Op de dag voor een kort geding tegen de zus – om rectificatie van beschuldigingen van ‘oudermishandeling’ en fraude met PBG-gelden – stelt de verweerder zich in de namiddag als de advocaat van de broer. Ze vorderen ook betaling van de proceskosten à bijna 7,800 euro, waarbij een factuur met urenspecificatie inzake het kort geding aan de rechter wordt overhandig. De advocaat heeft 18,8 gewerkte uren genoteerd, waarvan 11,8 uur op de dag voor de procedure. De vordering wordt deels toegewezen, zodat de zus in wezen de advocatendeclaratie (deels) betaalt.
In een andere zaak laat de zus na een misverstand over betaling van proceskosten executoriaal beslag leggen op de zakelijke rekeningen van haar broer. Die zegt hierdoor schade op te lopen en schakelt de advocaat in voor een procedure tegen het gelegde beslag. Opnieuw vordert de broer ook de proceskosten terug – en met succes -, waarbij de advocatenrekening dit keer 2205 euro bedraagt. In de specificatie staat onder meer dat er 111 minuten zijn besteed aan een voorbespreking.
Die facturen kunnen niet kloppen, concludeert de Haagse Raad van Discipline naar aanleiding van een klacht van de zus en een dekenbezwaar wegens excessief declareren. Als de advocaat de dag voor het kort geding rond vier uur ’s middags aan de zaak begonnen is, dan is het volgens de raad ‘onmogelijk’ dat hij diezelfde dag 11,8 uur aan de zaak heeft besteed. De raad vindt het onwaarschijnlijk dat hij tot diep in de nacht heeft doorgewerkt, aangezien de broer grotendeels zelf het geding had voorbereid en zelfs een pleitnota had opgesteld.
Het betrof bovendien een vrij eenvoudige zaak, oordeelt de raad. ‘Het is ongeloofwaardig dat verweerder ongeveer anderhalve werkdag heeft besteed aan het voorbereiden van de zitting, waarbij hij maar liefst 195 minuten, ofwel 3,25 uren, heeft besteed aan (telefonisch) overleg met de broer van J en daarnaast 330 minuten, ofwel 5,5 uren, aan het bestuderen van stukken en het voorbereiden van de zitting’. Ook opmerkelijk: het werk dat de advocaat wél zelf had gedaan, stond dan weer niet in de urenspecificatie.

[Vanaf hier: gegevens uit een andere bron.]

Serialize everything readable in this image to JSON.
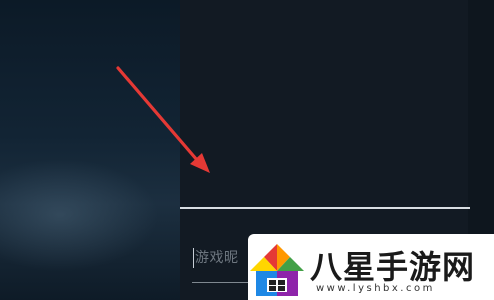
{
  "nickname_field": {
    "placeholder": "游戏昵"
  },
  "watermark": {
    "brand_text": "八星手游网",
    "url_text": "www.lyshbx.com"
  },
  "colors": {
    "background": "#0b1520",
    "panel": "#121a23",
    "separator": "#d8dde2",
    "annotation_arrow": "#e53935"
  },
  "icons": {
    "annotation": "arrow-pointer-icon",
    "watermark_logo": "house-logo-icon"
  }
}
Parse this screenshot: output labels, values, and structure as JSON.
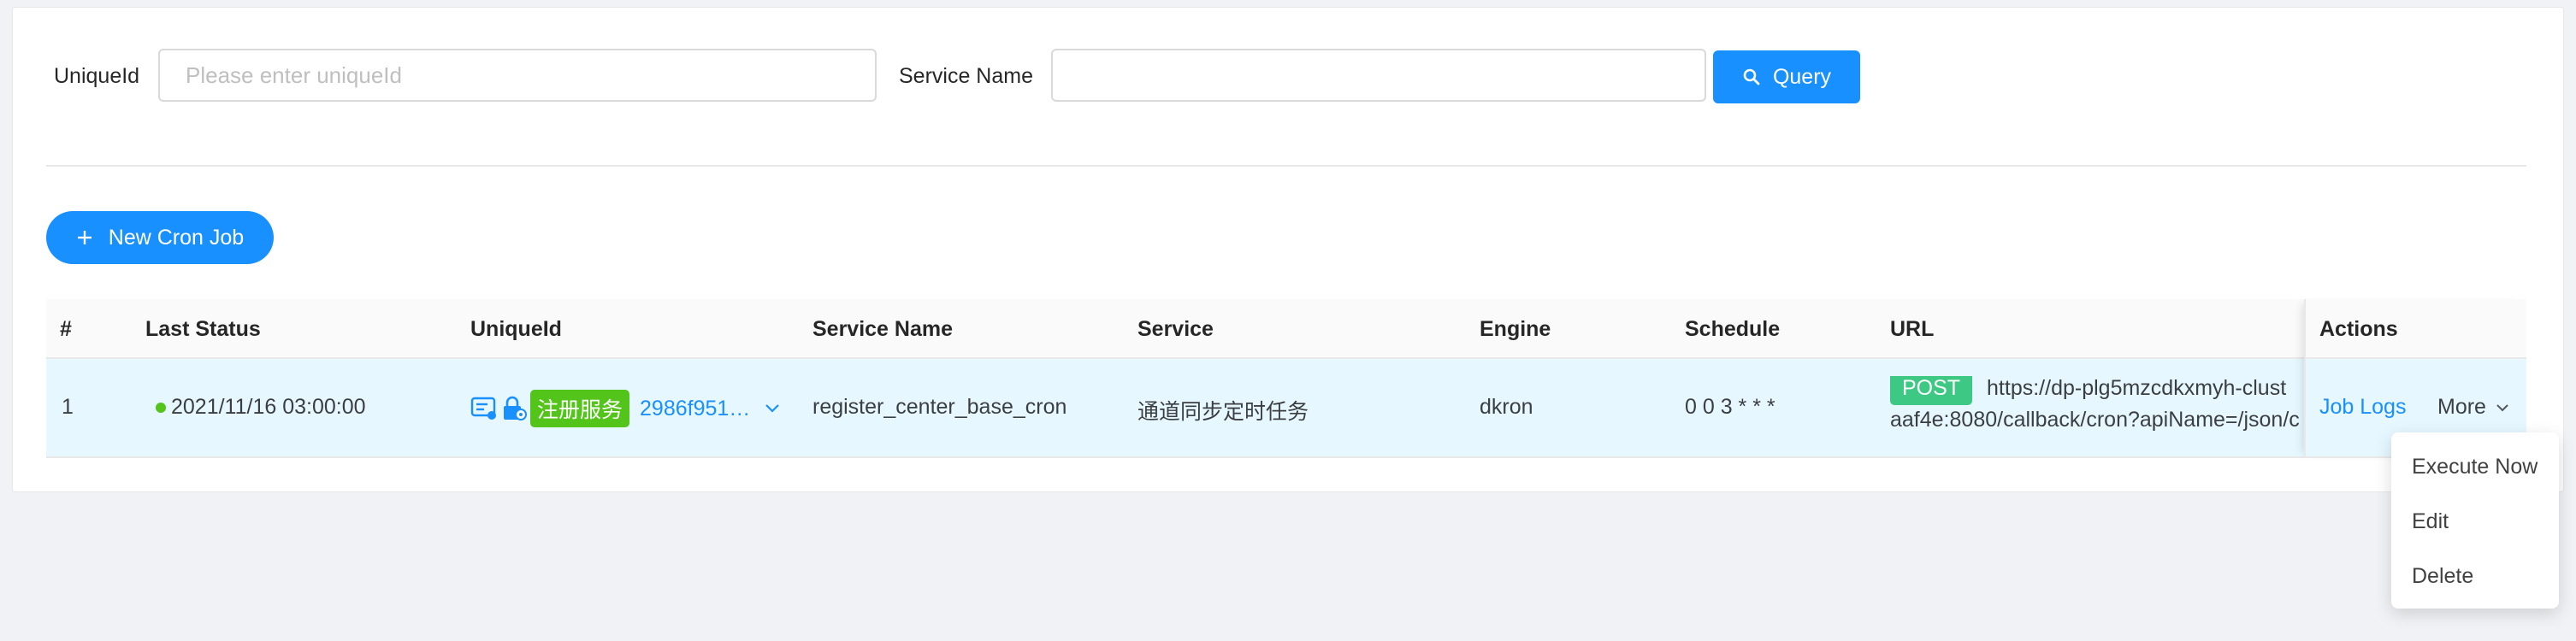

Eenzelfde soort vlieger gaat op voor de tweede factuur: het is volgens de raad even onwaarschijnlijk dat de advocaat bijna twee uur met de broer heeft gesproken – zelfs inclusief reistijd – voor de voorbereiding van een vrij eenvoudige beslagzaak. De facturen zijn opgesteld met als primair doel de zus van zijn cliënt te benadelen of te intimideren, aldus de tuchtrechter. En bovendien: ‘als de factuur wel een getrouw beeld geeft van de door verweerder besteedde tijd, geldt dat de kosten onnodig zijn gemaakt’.
Naast de schorsing van twee weken legt de Raad van Discipline aan de advocaat een kostenveroordeling van 1.250 euro op.